DOUGLAS P. WOODLOCK, District Judge.
In response to the defendant's motion (#77) for summary judgment in this action, transferred to my docket from that of Judge Tauro, the defendant submitted a cascade of papers and requests for additional accommodations. As a result of the hearing on the summary judgment motion on January 14, 2014, I afforded the parties the opportunity to make one further submission pertinent to the motion and made clear in a January 30, 2014 order that this would complete submissions regarding the summary judgment motion. But since then the plaintiff has filed multiple additional papers and three new motions, including one as recently as yesterday. I have carefully reviewed all of the plaintiff's multiplicity of confused and confusing submissions (as well as the responsive submissions by the defendant) and I am satisfied that the motion for summary judgment should be allowed.

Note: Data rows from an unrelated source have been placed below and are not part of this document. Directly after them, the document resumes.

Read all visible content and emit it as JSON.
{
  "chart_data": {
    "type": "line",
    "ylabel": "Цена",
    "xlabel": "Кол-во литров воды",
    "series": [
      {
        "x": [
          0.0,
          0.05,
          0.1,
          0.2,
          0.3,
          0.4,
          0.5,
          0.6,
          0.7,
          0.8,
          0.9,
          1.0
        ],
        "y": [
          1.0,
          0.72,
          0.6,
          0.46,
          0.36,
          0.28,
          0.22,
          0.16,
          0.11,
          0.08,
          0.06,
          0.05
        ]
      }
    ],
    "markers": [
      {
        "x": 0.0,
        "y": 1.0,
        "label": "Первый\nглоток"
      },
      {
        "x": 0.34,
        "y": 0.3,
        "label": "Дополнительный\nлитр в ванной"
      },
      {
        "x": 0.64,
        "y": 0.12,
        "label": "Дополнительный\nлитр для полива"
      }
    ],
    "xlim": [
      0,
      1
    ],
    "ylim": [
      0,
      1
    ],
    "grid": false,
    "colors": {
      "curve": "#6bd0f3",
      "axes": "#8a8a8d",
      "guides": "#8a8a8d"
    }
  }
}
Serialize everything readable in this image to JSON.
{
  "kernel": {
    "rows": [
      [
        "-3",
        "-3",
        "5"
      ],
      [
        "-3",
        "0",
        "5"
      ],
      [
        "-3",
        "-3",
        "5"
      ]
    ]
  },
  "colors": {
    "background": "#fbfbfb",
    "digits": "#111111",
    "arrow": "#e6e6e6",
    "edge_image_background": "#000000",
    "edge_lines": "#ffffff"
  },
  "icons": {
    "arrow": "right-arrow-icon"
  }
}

The plaintiff's case stumbles at the threshold erected by the principles of claim preclusion. The defendant has filed and received final adverse determinations in federal and state courts of California in which he raised or could have raised the various claims that he seeks to raise in this litigation. The doctrines of res judicata and collateral estoppel bar a plaintiff from continuing to press on successive courts themes and variations on claims he could have raised in prior litigation.
While it appears that the defendant's several arguments as to the statutes of limitations, the subsequent release and on the merits are well-founded, I need and should go no further than the threshold bar if principles of claim preclusion are not to be disregarded in the face of a dogged pursuit in multiple fora of claims so precluded. I decline to disregard these principles.
The defendant's motion for summary judgment is hereby GRANTED and the plaintiff's later filed motions to amend (#80), to admit additional arguments (#120), to file a cross motion for summary judgment (#122) and to file a second amended complaint (#133) are DENIED as futile.